Na nota, o sindicato sustenta que a revisão geral anual é um direito previsto no artigo 37 da Constituição Federal e lembra que a legislação municipal aprovada em 2023 determina que a recomposição salarial “não poderá ser inferior à variação do exercício anterior” do índice inflacionário adotado.

Segundo a entidade, a proposta encaminhada pela prefeitura representa prejuízo aos servidores ativos, autarquias e fundações, que já enfrentariam perdas salariais acumuladas e redução do poder de compra.

O texto também critica vereadores da base da prefeita por sinalizarem apoio à aprovação da proposta. Para a associação, o Legislativo deveria atuar na fiscalização do Executivo e na defesa dos interesses dos servidores públicos.

“A chamada gestão ‘humanizada’ perde credibilidade quando ignora justamente aqueles que sustentam diariamente os serviços públicos essenciais da cidade”, afirma trecho da nota assinada pelo presidente da Apug-Ssind, Gilberto Correia da Silva.

A entidade ainda defende que reposição inflacionária “não é favor político” e cobra o cumprimento da Constituição e da legislação municipal.

Prefeitura defende legalidade da proposta

Em nota enviada à reportagem, a Prefeitura de Gurupi afirmou que a proposta de reajuste salarial considera o Índice Nacional de Preços ao Consumidor (INPC), calculado pelo IBGE, utilizando o percentual acumulado de 3,89% referente ao período de janeiro a dezembro de 2025.

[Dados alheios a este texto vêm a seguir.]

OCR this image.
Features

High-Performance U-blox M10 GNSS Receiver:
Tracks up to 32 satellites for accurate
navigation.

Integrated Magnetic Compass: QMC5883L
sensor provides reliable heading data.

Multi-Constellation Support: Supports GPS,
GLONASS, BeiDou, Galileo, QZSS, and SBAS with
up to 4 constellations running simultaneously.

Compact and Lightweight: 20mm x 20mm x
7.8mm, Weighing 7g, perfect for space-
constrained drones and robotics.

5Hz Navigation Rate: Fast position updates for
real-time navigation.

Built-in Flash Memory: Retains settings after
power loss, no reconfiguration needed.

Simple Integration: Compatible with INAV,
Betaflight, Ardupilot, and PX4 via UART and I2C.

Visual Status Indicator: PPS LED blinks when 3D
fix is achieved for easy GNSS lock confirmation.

Segundo a gestão municipal, o índice foi definido “nos exatos termos calculados pelo IBGE”, respeitando parâmetros técnicos e legais adotados para recomposição salarial dos servidores.

A prefeitura também argumenta que o INPC possui histórico consolidado de utilização em relações administrativas e previdenciárias e que o indicador mede impactos sobre despesas essenciais, como alimentação, transporte, saúde e habitação.

A administração municipal afirmou ainda que mantém compromisso com o diálogo, responsabilidade fiscal, transparência e valorização dos servidores públicos.